Как и Леонард Вулф, Фрай был поначалу «дистантным» блумсберийцем. Несколько лет он проработал в нью-йоркском «Метрополитен». Изучал фольклорные традиции в искусстве. Хотя сам был живописцем старой школы, многие годы состоял членом клуба «Новое английское искусство». Разделяя всеобщее увлечение культурой Серебряного века, русским балетом, Дягилевым, интересовался также русской живописью: одно время носился даже с идеей организовать совместную выставку русских и английских художников начала века. Любил и французов – Малларме, Сезанна; отдавал должное кубистической живописи Пикассо. Вместе с Беллом в 1910 и 1912 году открыл в лондонской галерее «Графтон» две имевшие громкий и шокирующий резонанс выставки постимпрессионистов. В каталоге к одной из них Фрай (термин «постимпрессионизм» принадлежит ему) написал о французских художниках новой волны то же, что с равным успехом можно было бы сказать и о блумсберийцах:

«Они стремятся увидеть новую реальность. Они хотят не подражать старым формам, но создавать новые, не имитировать жизнь, но найти ее эквивалент».

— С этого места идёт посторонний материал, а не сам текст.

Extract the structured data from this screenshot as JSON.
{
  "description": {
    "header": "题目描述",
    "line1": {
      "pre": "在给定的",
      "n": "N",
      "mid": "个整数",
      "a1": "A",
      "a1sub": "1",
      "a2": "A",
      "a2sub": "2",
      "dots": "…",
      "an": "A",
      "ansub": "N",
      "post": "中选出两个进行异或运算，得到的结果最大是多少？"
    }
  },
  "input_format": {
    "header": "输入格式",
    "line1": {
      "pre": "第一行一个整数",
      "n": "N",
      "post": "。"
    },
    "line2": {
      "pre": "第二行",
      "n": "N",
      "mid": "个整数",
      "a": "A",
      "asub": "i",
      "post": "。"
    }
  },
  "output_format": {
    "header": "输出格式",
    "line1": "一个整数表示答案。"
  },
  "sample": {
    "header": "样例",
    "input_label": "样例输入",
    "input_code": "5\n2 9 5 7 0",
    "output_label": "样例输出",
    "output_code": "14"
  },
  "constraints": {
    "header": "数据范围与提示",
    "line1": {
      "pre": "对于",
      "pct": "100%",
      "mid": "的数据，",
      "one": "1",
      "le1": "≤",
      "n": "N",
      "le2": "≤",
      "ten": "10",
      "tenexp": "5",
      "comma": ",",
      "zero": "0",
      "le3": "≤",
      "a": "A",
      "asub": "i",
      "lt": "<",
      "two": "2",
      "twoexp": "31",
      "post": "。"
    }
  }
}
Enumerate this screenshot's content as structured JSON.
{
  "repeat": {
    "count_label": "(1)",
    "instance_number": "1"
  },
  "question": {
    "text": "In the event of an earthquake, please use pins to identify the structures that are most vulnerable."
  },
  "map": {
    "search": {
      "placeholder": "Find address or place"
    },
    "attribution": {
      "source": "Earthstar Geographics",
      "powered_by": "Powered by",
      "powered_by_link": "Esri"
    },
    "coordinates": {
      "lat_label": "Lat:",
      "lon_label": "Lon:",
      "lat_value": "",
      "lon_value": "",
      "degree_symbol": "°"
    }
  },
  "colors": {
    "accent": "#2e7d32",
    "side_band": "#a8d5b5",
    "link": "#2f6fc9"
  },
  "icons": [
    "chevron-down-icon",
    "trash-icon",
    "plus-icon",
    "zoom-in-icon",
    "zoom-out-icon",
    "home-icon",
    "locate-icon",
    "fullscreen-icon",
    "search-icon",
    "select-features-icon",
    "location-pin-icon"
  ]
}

В связи с одной из этих выставок, на которой в декабре 1910 года демонстрировались полотна Ван Гога, Сезанна, Гогена, Пикассо и Матисса, Вирджиния Вулф, точно уловив начало новой, не только постимпрессионистической, но и поствикторианской культурной эпохи, произнесет в программном эссе «Мистер Беннет и миссис Браун» пророческие слова:

«В декабре 1910 года или около того времени человеческая природа изменилась. Изменились все человеческие отношения: между хозяевами и слугами, мужьями и женами, родителями и детьми. А когда меняются человеческие отношения, происходит смена религии, поведения, политики и литературы».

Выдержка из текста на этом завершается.